Proxy Consistency is "Sufficient" but not "High": The Spearman correlation between projection layer and vision encoder rankings is only 0.55/0.49 (moderate correlation). While sufficient for pruning, this implies potential risks in downstream tasks more sensitive to ranking precision, which the authors did not explore.
\(2m\) Projection Forward passes per token: Though the projection layer is lightweight, sensitivity estimation still involves \(O(N_v \cdot m)\) projection passes. In scenarios with extreme token counts, this overhead requires more detailed FLOPs breakdown. LLaVA-NeXT further employs low-rank decomposition (\(k=128\)) on the projection layer to speed up, suggesting the original cost isn't entirely negligible.
Sensitivity \(\neq\) Task Correctness: \(S(i)\) measures "how much the output changes under perturbation," but high sensitivity doesn't guarantee a positive contribution to the correct answer; "sensitive but misleading" tokens may still be retained.
Future Directions: Incorporating text/question information into sensitivity estimation (currently task-agnostic) or adaptively allocating the number of perturbation directions \(m\) per token.

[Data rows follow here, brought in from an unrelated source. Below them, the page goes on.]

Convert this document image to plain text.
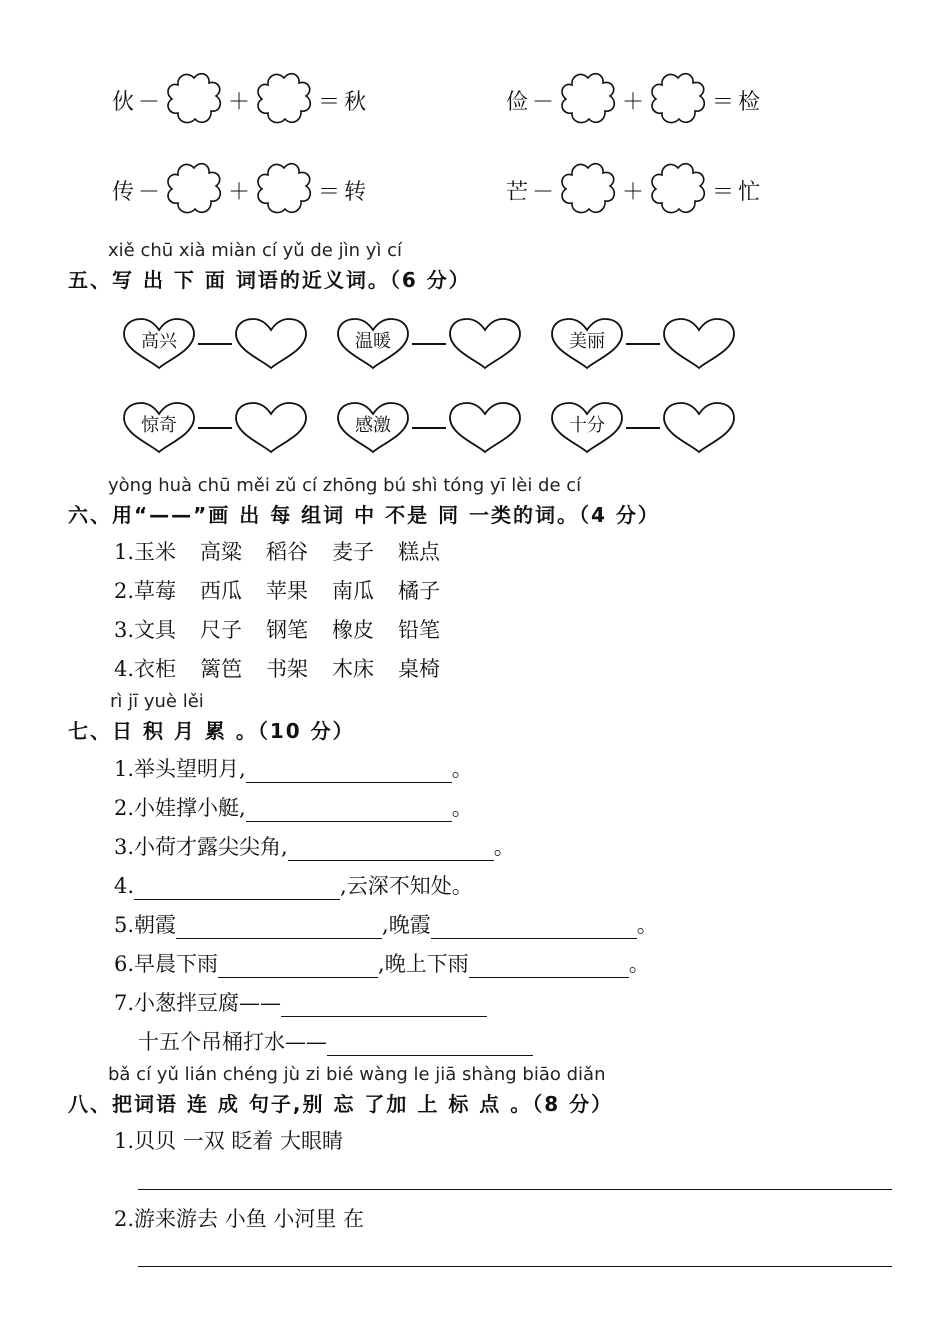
伙 －	＋	＝ 秋	俭 －	＋	＝ 检
传 －	＋	＝ 转	芒 －	＋	＝ 忙
xiě chū xià miàn cí yǔ de jìn yì cí
五、写 出 下 面 词语的近义词。（6 分）
高兴	温暖	美丽
惊奇	感激	十分
yòng huà chū měi zǔ cí zhōng bú shì tóng yī lèi de cí
六、用“——”画 出 每 组词 中 不是 同 一类的词。（4 分）
1.玉米 高粱 稻谷 麦子 糕点
2.草莓 西瓜 苹果 南瓜 橘子
3.文具 尺子 钢笔 橡皮 铅笔
4.衣柜 篱笆 书架 木床 桌椅
rì jī yuè lěi
七、日 积 月 累 。（10 分）
1.举头望明月,	。
2.小娃撑小艇,	。
3.小荷才露尖尖角,	。
4.	,云深不知处。
5.朝霞	,晚霞	。
6.早晨下雨	,晚上下雨	。
7.小葱拌豆腐——
十五个吊桶打水——
bǎ cí yǔ lián chéng jù zi bié wàng le jiā shàng biāo diǎn
八、把词语 连 成 句子,别 忘 了加 上 标 点 。（8 分）
1.贝贝 一双 眨着 大眼睛
2.游来游去 小鱼 小河里 在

vs. VisionZip / FastV (Attention-based): These use attention magnitude for scoring, suffering from positional bias and redundancy issues; ZOO-Prune replaces attention with ZO sensitivity, providing a stable, architecture-agnostic signal with clear advantages at aggressive pruning (95.20% vs 71.10% for FastV at 64 tokens).
vs. DivPrune (Diversity-based): Both use max-min diversity, but DivPrune treats all tokens equally. ZOO-Prune injects "task relevance" via sensitivity multiplication, consistently outperforming DivPrune.
vs. Tuning/Calibration-based Pruning (VTW, FitPrune, CrossGET): Those methods require calibration sets or extra adaptation, limiting flexibility; ZOO-Prune is entirely training-free and plug-and-play.
Insight: "Approximating sensitivity via forward perturbations + lightweight proxy layers" is a general-purpose tool transferable to other scenarios where token/feature importance is needed but backpropagation is inconvenient (e.g., black-box models, inference-time feature compression).

Rating¶

Novelty: ⭐⭐⭐⭐ Introducing ZO sensitivity to VLM pruning with projection proxies and multiplicative fusion is clever.
Experimental Thoroughness: ⭐⭐⭐⭐⭐ Comprehensive coverage across 4 models and 9 benchmarks, including ablation, hyperparameter, and efficiency analyses.
Writing Quality: ⭐⭐⭐⭐ Clear motivation-observation-method chain; theoretical support via Propositions provided. Discussion on proxy consistency limits could be deeper.
Value: ⭐⭐⭐⭐ Training-free, plug-and-play, 2.30× speedup with near-zero loss—highly practical for resource-constrained VLM deployment.